By David Ramsey
Patients with atrial fibrillation (AF) who need anticoagulation before electrical cardioversion, may benefit from treatment with edoxoban - a non-vitamin K antagonist (VKA) oral anticoagulant (NOAC).
According to results of the ENSURE-AF trial, edoxoban is as effective and safe as the more standard therapy that uses VKAs, Andreas Goette, investigator of the study told delegates at ESC Congress 2016 in Rome, Italy. The study is published in The Lancet.
“While VKA anticoagulation works well, it has a major limitation in that it requires regular monitoring and dose adjustment to ensure that patients reach anticoagulation targets,” explained Prof Goette. This can sometimes delay cardioversion for several weeks.
“At a practical level, our study results show that newly diagnosed non-anticoagulated AF patients can start edoxaban as early as two hours prior to their cardioversion procedure if they have access to transoesophageal echocardiography (TEE) or 3 weeks prior without.”
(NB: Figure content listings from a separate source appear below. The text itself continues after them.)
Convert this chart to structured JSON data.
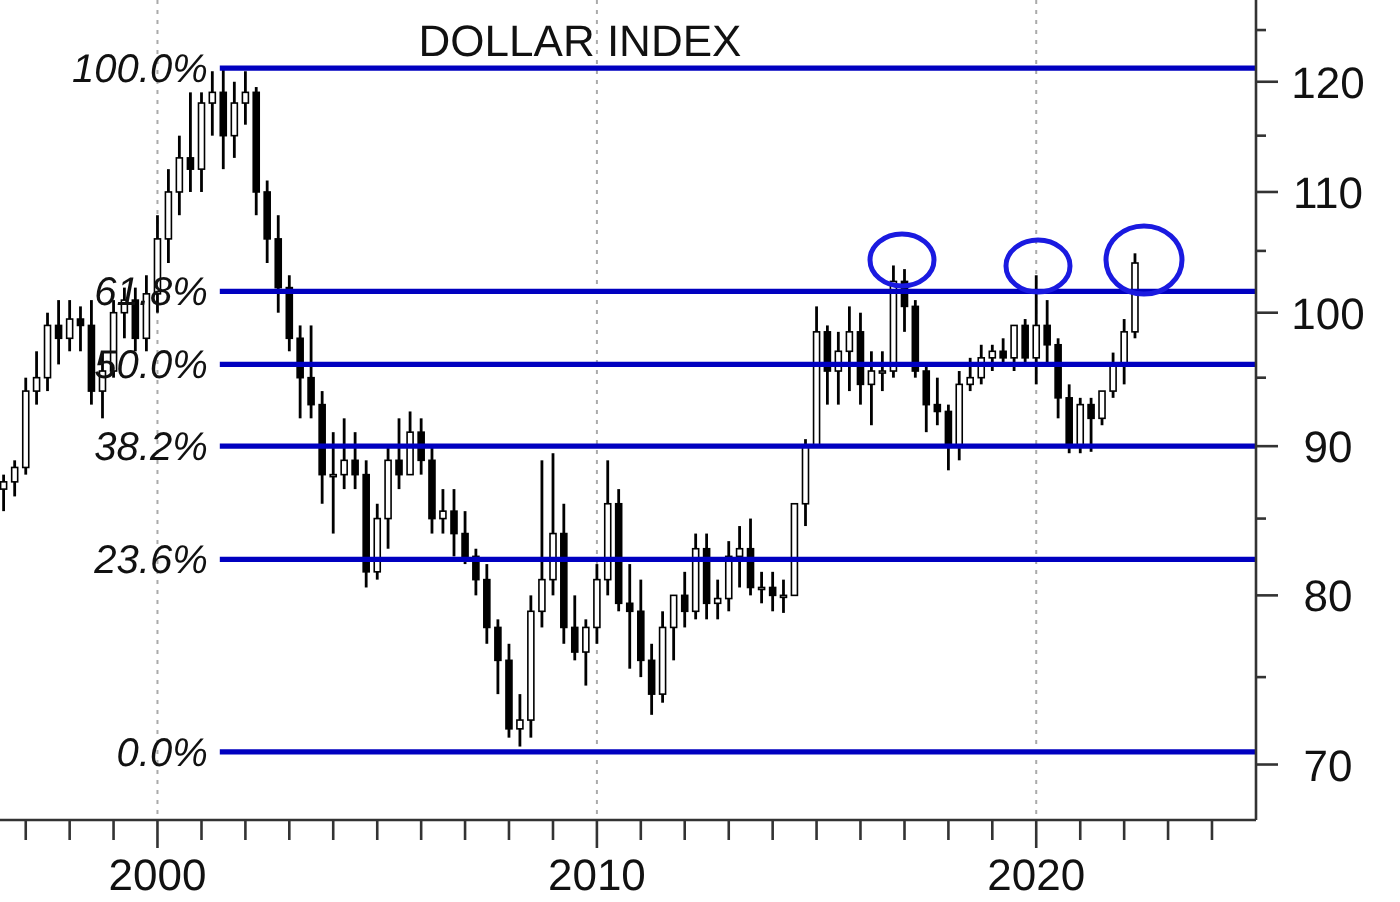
{
  "chart_data": {
    "type": "candlestick",
    "title": "DOLLAR INDEX",
    "log": true,
    "grid": "x",
    "color": "#000000",
    "x": [
      "1996-07",
      "1996-10",
      "1997-01",
      "1997-04",
      "1997-07",
      "1997-10",
      "1998-01",
      "1998-04",
      "1998-07",
      "1998-10",
      "1999-01",
      "1999-04",
      "1999-07",
      "1999-10",
      "2000-01",
      "2000-04",
      "2000-07",
      "2000-10",
      "2001-01",
      "2001-04",
      "2001-07",
      "2001-10",
      "2002-01",
      "2002-04",
      "2002-07",
      "2002-10",
      "2003-01",
      "2003-04",
      "2003-07",
      "2003-10",
      "2004-01",
      "2004-04",
      "2004-07",
      "2004-10",
      "2005-01",
      "2005-04",
      "2005-07",
      "2005-10",
      "2006-01",
      "2006-04",
      "2006-07",
      "2006-10",
      "2007-01",
      "2007-04",
      "2007-07",
      "2007-10",
      "2008-01",
      "2008-04",
      "2008-07",
      "2008-10",
      "2009-01",
      "2009-04",
      "2009-07",
      "2009-10",
      "2010-01",
      "2010-04",
      "2010-07",
      "2010-10",
      "2011-01",
      "2011-04",
      "2011-07",
      "2011-10",
      "2012-01",
      "2012-04",
      "2012-07",
      "2012-10",
      "2013-01",
      "2013-04",
      "2013-07",
      "2013-10",
      "2014-01",
      "2014-04",
      "2014-07",
      "2014-10",
      "2015-01",
      "2015-04",
      "2015-07",
      "2015-10",
      "2016-01",
      "2016-04",
      "2016-07",
      "2016-10",
      "2017-01",
      "2017-04",
      "2017-07",
      "2017-10",
      "2018-01",
      "2018-04",
      "2018-07",
      "2018-10",
      "2019-01",
      "2019-04",
      "2019-07",
      "2019-10",
      "2020-01",
      "2020-04",
      "2020-07",
      "2020-10",
      "2021-01",
      "2021-04",
      "2021-07",
      "2021-10",
      "2022-01",
      "2022-04"
    ],
    "ohlc": [
      [
        87,
        88,
        85.5,
        87.5
      ],
      [
        87.5,
        89,
        86.5,
        88.5
      ],
      [
        88.5,
        95,
        88,
        94
      ],
      [
        94,
        97,
        93,
        95
      ],
      [
        95,
        100,
        94,
        99
      ],
      [
        99,
        101,
        96,
        98
      ],
      [
        98,
        101,
        97,
        99.5
      ],
      [
        99.5,
        100.5,
        97,
        99
      ],
      [
        99,
        101,
        93,
        94
      ],
      [
        94,
        97,
        92,
        95.5
      ],
      [
        95.5,
        101,
        95,
        100
      ],
      [
        100,
        102,
        98,
        101
      ],
      [
        101,
        102,
        97,
        98
      ],
      [
        98,
        103,
        97,
        101.5
      ],
      [
        101.5,
        108,
        100,
        106
      ],
      [
        106,
        112,
        104,
        110
      ],
      [
        110,
        115,
        108,
        113
      ],
      [
        113,
        119,
        110,
        112
      ],
      [
        112,
        119,
        110,
        118
      ],
      [
        118,
        121,
        115,
        119
      ],
      [
        119,
        121.3,
        112,
        115
      ],
      [
        115,
        120,
        113,
        118
      ],
      [
        118,
        121,
        116,
        119
      ],
      [
        119,
        119.5,
        108,
        110
      ],
      [
        110,
        111,
        104,
        106
      ],
      [
        106,
        108,
        100,
        102
      ],
      [
        102,
        103,
        97,
        98
      ],
      [
        98,
        99,
        92,
        95
      ],
      [
        95,
        99,
        92,
        93
      ],
      [
        93,
        94,
        86,
        88
      ],
      [
        88,
        91,
        84,
        88
      ],
      [
        88,
        92,
        87,
        89
      ],
      [
        89,
        91,
        87,
        88
      ],
      [
        88,
        89,
        80.5,
        81.5
      ],
      [
        81.5,
        86,
        81,
        85
      ],
      [
        85,
        90,
        83,
        89
      ],
      [
        89,
        92,
        87,
        88
      ],
      [
        88,
        92.5,
        88,
        91
      ],
      [
        91,
        92,
        88,
        89
      ],
      [
        89,
        90,
        84,
        85
      ],
      [
        85,
        87,
        84,
        85.5
      ],
      [
        85.5,
        87,
        82.5,
        84
      ],
      [
        84,
        85.5,
        82,
        82.5
      ],
      [
        82.5,
        83,
        80,
        81
      ],
      [
        81,
        82,
        77,
        78
      ],
      [
        78,
        78.5,
        74,
        76
      ],
      [
        76,
        77,
        71.5,
        72
      ],
      [
        72,
        74,
        71,
        72.5
      ],
      [
        72.5,
        80,
        71.5,
        79
      ],
      [
        79,
        89,
        78,
        81
      ],
      [
        81,
        89.5,
        80,
        84
      ],
      [
        84,
        86,
        77,
        78
      ],
      [
        78,
        80,
        76,
        76.5
      ],
      [
        76.5,
        78.5,
        74.5,
        78
      ],
      [
        78,
        82,
        77,
        81
      ],
      [
        81,
        89,
        80,
        86
      ],
      [
        86,
        87,
        79,
        79.5
      ],
      [
        79.5,
        82,
        75.5,
        79
      ],
      [
        79,
        81,
        75,
        76
      ],
      [
        76,
        77,
        72.8,
        74
      ],
      [
        74,
        79,
        73.5,
        78
      ],
      [
        78,
        80,
        76,
        80
      ],
      [
        80,
        81.5,
        78,
        79
      ],
      [
        79,
        84,
        78.5,
        83
      ],
      [
        83,
        84,
        78.5,
        79.5
      ],
      [
        79.5,
        81,
        78.5,
        79.8
      ],
      [
        79.8,
        83.5,
        79,
        82.5
      ],
      [
        82.5,
        84.5,
        80.5,
        83
      ],
      [
        83,
        85,
        80,
        80.5
      ],
      [
        80.5,
        81.5,
        79.5,
        80.5
      ],
      [
        80.5,
        81.5,
        79,
        80
      ],
      [
        80,
        81,
        78.9,
        80
      ],
      [
        80,
        86,
        80,
        86
      ],
      [
        86,
        90.5,
        84.5,
        90
      ],
      [
        90,
        100.5,
        90,
        98.5
      ],
      [
        98.5,
        99,
        93,
        95.5
      ],
      [
        95.5,
        98.5,
        93,
        97
      ],
      [
        97,
        100.5,
        94,
        98.5
      ],
      [
        98.5,
        100,
        93,
        94.5
      ],
      [
        94.5,
        97,
        91.5,
        95.5
      ],
      [
        95.5,
        97,
        94,
        95.5
      ],
      [
        95.5,
        103.8,
        95,
        102.5
      ],
      [
        102.5,
        103.5,
        98.5,
        100.5
      ],
      [
        100.5,
        101,
        95,
        95.5
      ],
      [
        95.5,
        96,
        91,
        93
      ],
      [
        93,
        95,
        91.5,
        92.5
      ],
      [
        92.5,
        93,
        88.3,
        90
      ],
      [
        90,
        95.5,
        89,
        94.5
      ],
      [
        94.5,
        96.5,
        94,
        95
      ],
      [
        95,
        97.5,
        94.5,
        96.5
      ],
      [
        96.5,
        97.5,
        95.5,
        97
      ],
      [
        97,
        98,
        96,
        96.5
      ],
      [
        96.5,
        99,
        95.5,
        99
      ],
      [
        99,
        99.5,
        96,
        96.5
      ],
      [
        96.5,
        103,
        94.5,
        99
      ],
      [
        99,
        101,
        96,
        97.5
      ],
      [
        97.5,
        98,
        92,
        93.5
      ],
      [
        93.5,
        94.5,
        89.5,
        90
      ],
      [
        90,
        93.5,
        89.5,
        93
      ],
      [
        93,
        93.5,
        89.6,
        92
      ],
      [
        92,
        94,
        91.5,
        94
      ],
      [
        94,
        96.9,
        93.5,
        96
      ],
      [
        96,
        99.5,
        94.5,
        98.5
      ],
      [
        98.5,
        104.8,
        98,
        104
      ]
    ],
    "xlim": [
      "1996-06",
      "2025-01"
    ],
    "xticks": [
      {
        "value": "1997",
        "label": null
      },
      {
        "value": "1998",
        "label": null
      },
      {
        "value": "1999",
        "label": null
      },
      "2000",
      {
        "value": "2001",
        "label": null
      },
      {
        "value": "2002",
        "label": null
      },
      {
        "value": "2003",
        "label": null
      },
      {
        "value": "2004",
        "label": null
      },
      {
        "value": "2005",
        "label": null
      },
      {
        "value": "2006",
        "label": null
      },
      {
        "value": "2007",
        "label": null
      },
      {
        "value": "2008",
        "label": null
      },
      {
        "value": "2009",
        "label": null
      },
      "2010",
      {
        "value": "2011",
        "label": null
      },
      {
        "value": "2012",
        "label": null
      },
      {
        "value": "2013",
        "label": null
      },
      {
        "value": "2014",
        "label": null
      },
      {
        "value": "2015",
        "label": null
      },
      {
        "value": "2016",
        "label": null
      },
      {
        "value": "2017",
        "label": null
      },
      {
        "value": "2018",
        "label": null
      },
      {
        "value": "2019",
        "label": null
      },
      "2020",
      {
        "value": "2021",
        "label": null
      },
      {
        "value": "2022",
        "label": null
      },
      {
        "value": "2023",
        "label": null
      },
      {
        "value": "2024",
        "label": null
      }
    ],
    "ylim": [
      67,
      128
    ],
    "yticks": [
      70,
      {
        "value": 75,
        "label": null
      },
      80,
      {
        "value": 85,
        "label": null
      },
      90,
      {
        "value": 95,
        "label": null
      },
      100,
      {
        "value": 105,
        "label": null
      },
      110,
      {
        "value": 115,
        "label": null
      },
      120,
      {
        "value": 125,
        "label": null
      }
    ],
    "ref_lines": [
      {
        "axis": "y",
        "value": 121.3,
        "color": "#0000c0"
      },
      {
        "axis": "y",
        "value": 101.7,
        "color": "#0000c0"
      },
      {
        "axis": "y",
        "value": 96,
        "color": "#0000c0"
      },
      {
        "axis": "y",
        "value": 90,
        "color": "#0000c0"
      },
      {
        "axis": "y",
        "value": 82.3,
        "color": "#0000c0"
      },
      {
        "axis": "y",
        "value": 70.7,
        "color": "#0000c0"
      }
    ],
    "annotations": [
      "100.0%",
      "61.8%",
      "50.0%",
      "38.2%",
      "23.6%",
      "0.0%"
    ]
  }
}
The ENSURE-AF trial, >2000 patients strong, from 19 countries in Europe and the US, suggests that the new generation of direct oral anticoagulants (DOACs) could potentially replace the cumbersome warfarin approach. In the case of edoxaban, the trial offers hope that the entire process of anticoagulation with AF cardioversion may routinely become as simple as starting with one pill 2 hours before the procedure, delegates were told.
Edoxaban was previously shown to be safe and effective compared to standard VKA therapy (enoxaparin/warfarin) among patients with AF in the ENGAGE AF-TIMI 48 study, but the impact of electrical cardioversion was not systematically assessed in that study.
ENSURE-AF, the largest randomised clinical trial of anticoagulation for cardioversion in patients with AF, “provides the largest prospective trial data for a NOAC in this clinical setting,” noted Prof Goette
A total of 1,095 patients were randomised to receive edoxaban, while the remaining 1,104 received enoxaparin/warfarin (dosing varied depending on patient characteristics).
Of these 988 (90·2%) and 966 (87·5%) patients, respectively, were cardioverted either electrically or spontaneously, some with the use of transoesophageal echocardiography (TEE).
The primary efficacy objective of this study was to compare the incidences of the composite endpoint of stroke, systemic embolic event (SEE), myocardial infarction (MI) and cardiovascular (CV) death between the two groups at day 28 (ITT analysis).
This endpoint occurred at a comparable rate in both groups: 0·5% patients in the edoxaban arm vs. 1·0% in the enoxaparin/warfarin arm (OR=0·46; 95% CI, 0·12–1·43). The primary safety outcome was a composite endpoint of major and clinically relevant non-major (CRNM) bleeding events at 30 days. This also occurred at a comparable rate 1·5%and 1·0% respectively (OR=1·48; 95% CI, 0·64–3·55).
In short, “edoxaban had similar rates of major bleeding and thromboembolism compared to well-managed, optimized enoxaparin/warfarin therapy. The results were similar whether TEE-guidance was used or not, whether patients had received prior anticoagulation or not, and in patients with a broad range of associated comorbidities.”